Huaneng Power International, Inc. (01071): The company has announced its first quarter financial results for 2024, with revenue of approximately 30.952 billion yuan, a 3.21% decrease year-on-year; net income attributable to shareholders of listed companies of approximately 1.862 billion yuan, a 64.21% increase year-on-year; and basic earnings per share of 0.16 yuan. The announcement stated that the increase in net income was mainly due to the decline in coal prices.

Datang Renewables (01798): In mid-June, BOCOM International released a research report stating that for Datang Renewables to have a significant increase in valuation, breakthroughs in profitability must occur. Taking into account the changes brought about by the power system reform, the target price has been raised by 10.5%, from 2 Hong Kong dollars to 2.21 Hong Kong dollars. Due to limited upside potential, the rating has been downgraded from "buy" to "neutral".

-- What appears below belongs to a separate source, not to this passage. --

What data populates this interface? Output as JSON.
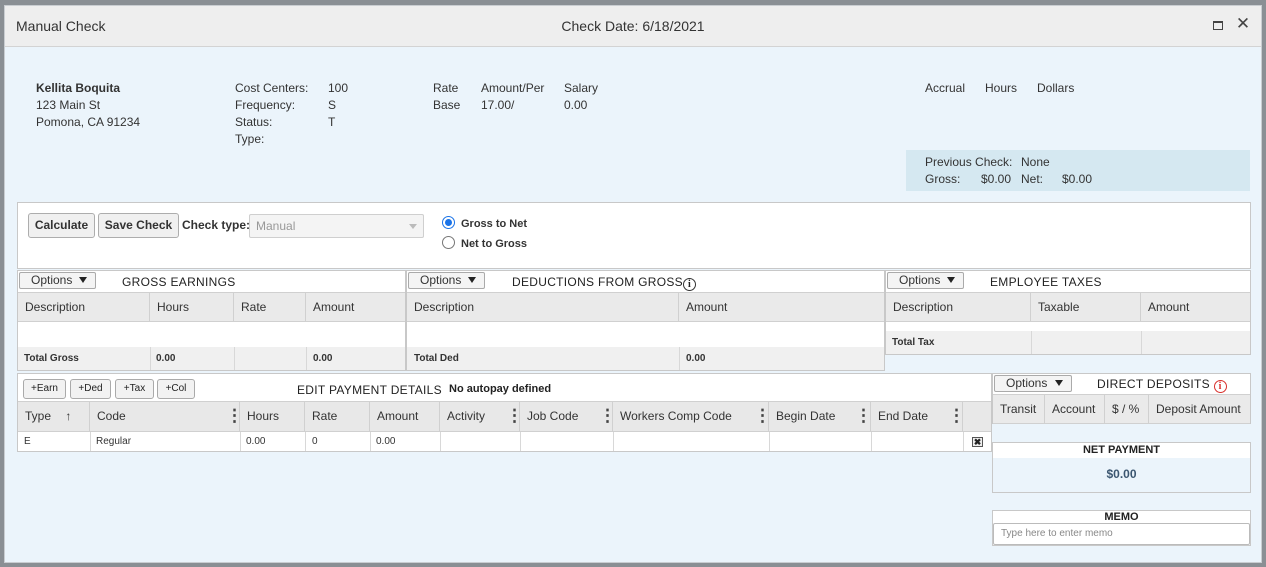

Huaneng Power International, Inc. (00902): In late April, Daiwa Securities released a research report maintaining a "buy" rating on Huaneng Power international, Inc. It believes that the company will benefit from the development of artificial intelligence in the Asia-Pacific region, particularly the growing demand for electricity in Singapore, which will benefit Tuas Energy, a subsidiary of Yau Lee Holdings.

CGN Power Co., Ltd. (01816): At the end of April, BOCOM International released a research report stating that the share price of CGN Power has risen by 29% since the beginning of the year, and the dividend yield of its H shares has narrowed to 4.4%. Its premium valuation compared to other Hong Kong-listed electric utilities cannot be explained solely by its profit certainty. Based on the potential for CGN to double its installed capacity in the next ten years, the bank has raised the target price of CGN Power to 3.2 Hong Kong dollars and reiterated its "buy" rating.

The translation is provided by third-party software.